By Asia News
La speranza di un nuovo governo; la sicurezza per le minoranze e per i cristiani in particolare; il rispetto per i diritti umani e soprattutto della libertà religiosa sono alcuni dei temi del discorso che Benedetto XVI ha pronunciato oggi alla presentazione delle lettere credenziali del nuovo ambasciatore irakeno presso la S. Sede, Habbeb Mohammed Hadi Ali Al-Sadr.
La speranza di un nuovo governo; la sicurezza per le minoranze e per i cristiani in particolare; il rispetto per i diritti umani e soprattutto della libertà religiosa sono alcuni dei temi del discorso che Benedetto XVI ha pronunciato oggi alla presentazione delle lettere credenziali del nuovo ambasciatore irakeno presso la S. Sede, Habbeb Mohammed Hadi Ali Al-Sadr.
Quasi come in un’accurata analisi sul Paese, il pontefice ha anzitutto augurato che “la formazione di un nuovo governo proceda velocemente, così che la volontà del popolo per un più stabile e unificato Iraq possa essere compiuta”.
Il 7 marzo scorso gli irakeni sono andati a votare per il nuovo parlamento e governo, sfidando minacce dei terroristi e l’insicurezza cronica del Paese. Ma da allora non è stato formato alcun governo per il conflitto- competizione che oppone Iyad Allawi, laico, vincitore di stretta misura sul partito di Al Maliki, sciita. Il papa ha ricordato “il grande coraggio” testimoniato dagli irakeni alle elezioni e domanda che esso sia corrisposto.
Il secondo tema affrontato dal papa è quello della sicurezza e del posto dei cristiani nell’Iraq contemporaneo. Benedetto XVI accenna in breve alle violenze e alla fuga dei cristiani che hanno ridotto quasi del 50% le comunità. Ricordando l’importante contributo sociale delle comunità cristiane nel campo dell’educazione e dell’assistenza, egli ha affermato che “i cristiani irakeni hanno bisogno di sapere che c’è ormai sicurezza per loro nel rimanere o nel ritornare alle loro case; ed essi necessitano garanzie che le loro proprietà verranno riconsegnate e i loro diritti difesi”.
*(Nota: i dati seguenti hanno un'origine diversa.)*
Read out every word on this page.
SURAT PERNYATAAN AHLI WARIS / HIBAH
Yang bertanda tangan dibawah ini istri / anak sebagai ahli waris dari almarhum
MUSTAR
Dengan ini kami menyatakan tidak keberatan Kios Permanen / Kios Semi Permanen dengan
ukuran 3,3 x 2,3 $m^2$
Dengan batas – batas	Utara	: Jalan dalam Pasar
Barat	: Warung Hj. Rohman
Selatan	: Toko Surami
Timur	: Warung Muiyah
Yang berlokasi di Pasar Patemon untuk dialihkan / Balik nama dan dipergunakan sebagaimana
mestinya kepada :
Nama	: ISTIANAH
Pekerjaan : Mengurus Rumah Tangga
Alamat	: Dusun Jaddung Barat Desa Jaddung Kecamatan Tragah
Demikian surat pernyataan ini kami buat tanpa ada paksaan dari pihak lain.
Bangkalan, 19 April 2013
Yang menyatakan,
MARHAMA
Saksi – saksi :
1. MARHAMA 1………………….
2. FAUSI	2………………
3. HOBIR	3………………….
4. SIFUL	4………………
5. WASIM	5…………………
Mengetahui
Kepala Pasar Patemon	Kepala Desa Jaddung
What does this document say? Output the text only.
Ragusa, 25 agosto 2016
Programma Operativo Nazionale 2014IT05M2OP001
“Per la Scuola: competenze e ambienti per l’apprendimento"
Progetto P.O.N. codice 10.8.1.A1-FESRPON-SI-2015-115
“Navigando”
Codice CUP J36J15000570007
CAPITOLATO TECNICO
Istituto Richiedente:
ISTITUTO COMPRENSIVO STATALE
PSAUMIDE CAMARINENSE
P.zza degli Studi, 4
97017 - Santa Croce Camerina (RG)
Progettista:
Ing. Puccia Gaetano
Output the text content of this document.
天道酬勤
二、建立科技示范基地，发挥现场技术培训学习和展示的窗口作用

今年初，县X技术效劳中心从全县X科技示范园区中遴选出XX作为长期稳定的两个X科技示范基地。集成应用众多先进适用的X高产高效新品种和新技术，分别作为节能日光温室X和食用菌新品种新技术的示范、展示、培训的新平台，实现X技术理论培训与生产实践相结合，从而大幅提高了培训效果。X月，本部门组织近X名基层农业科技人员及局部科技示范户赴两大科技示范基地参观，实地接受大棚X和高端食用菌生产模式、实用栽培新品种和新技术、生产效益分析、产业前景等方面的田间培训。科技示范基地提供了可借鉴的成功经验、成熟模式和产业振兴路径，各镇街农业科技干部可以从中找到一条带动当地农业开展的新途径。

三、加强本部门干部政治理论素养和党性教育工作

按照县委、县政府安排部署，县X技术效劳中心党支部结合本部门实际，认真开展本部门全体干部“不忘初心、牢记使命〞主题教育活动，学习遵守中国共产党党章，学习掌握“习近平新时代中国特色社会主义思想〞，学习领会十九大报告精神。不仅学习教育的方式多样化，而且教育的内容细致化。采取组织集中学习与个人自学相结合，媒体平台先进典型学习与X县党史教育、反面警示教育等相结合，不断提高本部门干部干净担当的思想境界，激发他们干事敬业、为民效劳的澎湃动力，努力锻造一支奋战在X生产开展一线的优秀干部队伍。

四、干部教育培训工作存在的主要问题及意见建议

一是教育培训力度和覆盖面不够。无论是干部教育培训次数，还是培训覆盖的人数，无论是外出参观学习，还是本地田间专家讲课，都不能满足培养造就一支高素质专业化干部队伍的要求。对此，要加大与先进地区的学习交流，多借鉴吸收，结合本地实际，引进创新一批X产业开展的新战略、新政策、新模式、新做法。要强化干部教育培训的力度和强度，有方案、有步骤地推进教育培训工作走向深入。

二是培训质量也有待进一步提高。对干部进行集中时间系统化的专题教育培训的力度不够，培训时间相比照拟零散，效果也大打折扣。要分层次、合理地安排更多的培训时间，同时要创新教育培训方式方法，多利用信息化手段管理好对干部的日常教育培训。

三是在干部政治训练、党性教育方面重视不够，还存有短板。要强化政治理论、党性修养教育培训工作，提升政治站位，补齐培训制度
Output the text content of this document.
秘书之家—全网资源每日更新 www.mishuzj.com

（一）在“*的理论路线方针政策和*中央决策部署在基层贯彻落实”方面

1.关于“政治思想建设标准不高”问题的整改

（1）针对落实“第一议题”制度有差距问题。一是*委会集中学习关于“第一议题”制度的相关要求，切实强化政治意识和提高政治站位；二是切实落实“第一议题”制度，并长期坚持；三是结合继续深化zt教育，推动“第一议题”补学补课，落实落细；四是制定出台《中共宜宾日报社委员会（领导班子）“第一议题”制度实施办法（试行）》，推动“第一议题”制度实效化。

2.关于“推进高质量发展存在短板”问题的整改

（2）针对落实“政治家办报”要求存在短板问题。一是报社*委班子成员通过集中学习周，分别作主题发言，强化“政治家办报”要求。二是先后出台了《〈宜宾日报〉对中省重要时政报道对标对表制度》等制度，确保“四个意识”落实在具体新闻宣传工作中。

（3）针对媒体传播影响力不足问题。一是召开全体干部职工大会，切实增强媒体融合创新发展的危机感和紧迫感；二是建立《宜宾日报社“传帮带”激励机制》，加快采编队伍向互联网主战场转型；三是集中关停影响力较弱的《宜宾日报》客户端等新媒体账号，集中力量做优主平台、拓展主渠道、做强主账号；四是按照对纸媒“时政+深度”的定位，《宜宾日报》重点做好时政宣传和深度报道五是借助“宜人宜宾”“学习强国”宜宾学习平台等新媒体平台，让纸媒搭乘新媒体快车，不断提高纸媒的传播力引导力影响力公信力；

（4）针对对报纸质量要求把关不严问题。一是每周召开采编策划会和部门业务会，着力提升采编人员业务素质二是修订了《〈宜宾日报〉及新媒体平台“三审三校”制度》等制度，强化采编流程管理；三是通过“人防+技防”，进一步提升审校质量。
Benedetto XVI ha pure esortato al rispetto dei diritti umani “nelle leggi e nella pratica” per rendere “sana” la società irakena. E ha sottolineato che “fra i diritti da rispettare per promuovere il bene comune, sono primari il diritto alla libertà religiosa e di culto, perché essi rendono abili i cittadini a vivere secondo la loro dignità trascendente come persone fatte ad immagine del loro divino Creatore. Spero perciò e prego che questi diritti non solo vengano inscritti nella legislazione, ma si diffondano in modo profondo nel tessuto della società”.
Ricordando poi l’imminente Sinodo dei vescovi sul Medio oriente, che tratterrà pure del dialogo e della collaborazione fra cristiani e musulmani, il papa ha aggiunto: “Spero che dalle difficili esperienze del passato decennio, l’Iraq possa uscire quale modello di tolleranza e di cooperazione fra musulmani, cristiani e altri al servizio di coloro che sono più bisognosi”.
Nel suo discorso il pontefice ha citato pure “i molti atti tragici di violenza commessi contro membri innocenti della popolazione, sia musulmani che cristiani” e ha ricordato “l’esempio di quegli uomini e donne che, avendo scelto la via coraggiosa della testimonianza non violenta… hanno perso le loro vite in codardi atti di violenza”. Fra essi il papa ha menzionato mons. Paulos Faraj Rahho, arcivescovo caldeo di Mosul, morto in cattività per un rapimento nel marzo 2008(v. foto del suo funerale), e p. Ragheed Ganni, sacerdote di Mosul, ucciso all’uscita della chiesa dopo la messa domenicale nel giugno 2007.
“Possa il loro sacrificio – ha continuato il papa – e quello di molti altri come loro, rafforzare nel popolo irakeno la determinazione morale necessaria per strutture politiche che garantiscano una più grande giustizia e stabilità”.